The Kitikmeot Inuit Association, every year since 2006, has passed resolutions calling for Akulliq to be eliminated.
And this past Oct. 6, John Ningark of Kugaaruk, the sitting Akulliq MLA, told KIA delegates at their annual meeting that he will fight to change the boundaries of the riding.
That’s because, to get from one community in another in Akulliq, the MLA must make a lengthy trip requiring two one-night stopovers in Rankin Inlet and in Yellowknife.
To fix that, most Kitikmeot leaders want Taloyoak and Kugaaruk combined to form one seat and to create a single seat out of rapidly growing Gjoa Haven.
But to deal with that and other problems, the commission is reluctant to simply increase the number of seats.

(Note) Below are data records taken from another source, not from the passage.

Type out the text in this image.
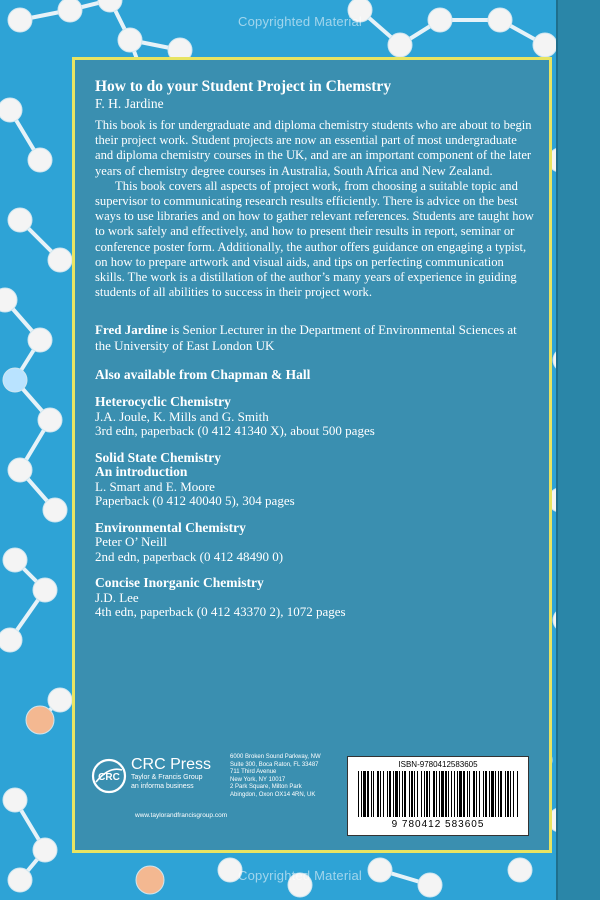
Copyrighted Material
How to do your Student Project in Chemstry
F. H. Jardine

This book is for undergraduate and diploma chemistry students who are about to begin their project work. Student projects are now an essential part of most undergraduate and diploma chemistry courses in the UK, and are an important component of the later years of chemistry degree courses in Australia, South Africa and New Zealand.

This book covers all aspects of project work, from choosing a suitable topic and supervisor to communicating research results efficiently. There is advice on the best ways to use libraries and on how to gather relevant references. Students are taught how to work safely and effectively, and how to present their results in report, seminar or conference poster form. Additionally, the author offers guidance on engaging a typist, on how to prepare artwork and visual aids, and tips on perfecting communication skills. The work is a distillation of the author’s many years of experience in guiding students of all abilities to success in their project work.

Fred Jardine is Senior Lecturer in the Department of Environmental Sciences at the University of East London UK
Also available from Chapman & Hall
Heterocyclic Chemistry
J.A. Joule, K. Mills and G. Smith
3rd edn, paperback (0 412 41340 X), about 500 pages
Solid State Chemistry
An introduction
L. Smart and E. Moore
Paperback (0 412 40040 5), 304 pages
Environmental Chemistry
Peter O’ Neill
2nd edn, paperback (0 412 48490 0)
Concise Inorganic Chemistry
J.D. Lee
4th edn, paperback (0 412 43370 2), 1072 pages
CRC
CRC Press
Taylor & Francis Group
an informa business
www.taylorandfrancisgroup.com
6000 Broken Sound Parkway, NW
Suite 300, Boca Raton, FL 33487
711 Third Avenue
New York, NY 10017
2 Park Square, Milton Park
Abingdon, Oxon OX14 4RN, UK
ISBN-9780412583605
9 780412 583605
Copyrighted Material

“In the few discussions that we’ve had among ourselves on the big picture, we’re agreed that’s it’s not a solution to just keep on expanding the legislature by saying yes to everybody,” Richard said.
So the best way to deal with the Iqaluit East problem may be to move the boundary a few blocks to put more people into one of the other two Iqaluit seats, each of which have smaller numbers of voters.
As well, Gordon Main said the commission is “trying to save the taxpayers’ dollar as much as we can.”
To that end, the commission will hold hearings only in communities where people have asked them to come.
This past November, Richard sent letters to all mayors and municipal councils to ask if they want the commission to hold hearings in their communities.
Nine municipalities responded.
One was Iqaluit City Council, which also wanted a private meeting with the commission to talk about the idea of creating a single constituency for the city with three members elected at large from one list of candidates on a single ballot.
But the commission will not do private meetings or consider anonymous communication, Richard said.
“If the mayor of community X wants to communicate a message to the commission, he or she can put their name on a document and send it in. Or come to a public meeting and stand up and let the public hear what they are saying. We don’t do private meetings one-on-one. It’s public,” he said.
No one from Iqaluit City Council, which also met that evening at the same time, appeared to make a submission Jan. 11.
“We organized the meeting and told them when it would be some time ago. We can’t explain why they are not here,” Richard said.
But he did say the commission would consider a single-constituency for Iqaluit, but only if they receive a detailed submission.
He warned, though, that MLAs have given the commission a mandate that specifies a one-seat, one-member rule.
“I’m more concerned that we really don’t have anything in our mandate but to recommend one MLA per constituency. It’s problematic. I would rather that those who propose it be sitting here,” Richard said.
This past week, the commission held hearings in Iqaluit, Qikiqtarjuaq and Kimmirut.
Their next hearings are to be held as follows: Arviat, Jan. 25; Whale Cove, Jan. 26; Repulse Bay, Jan. 27; and Taloyoak, March 1.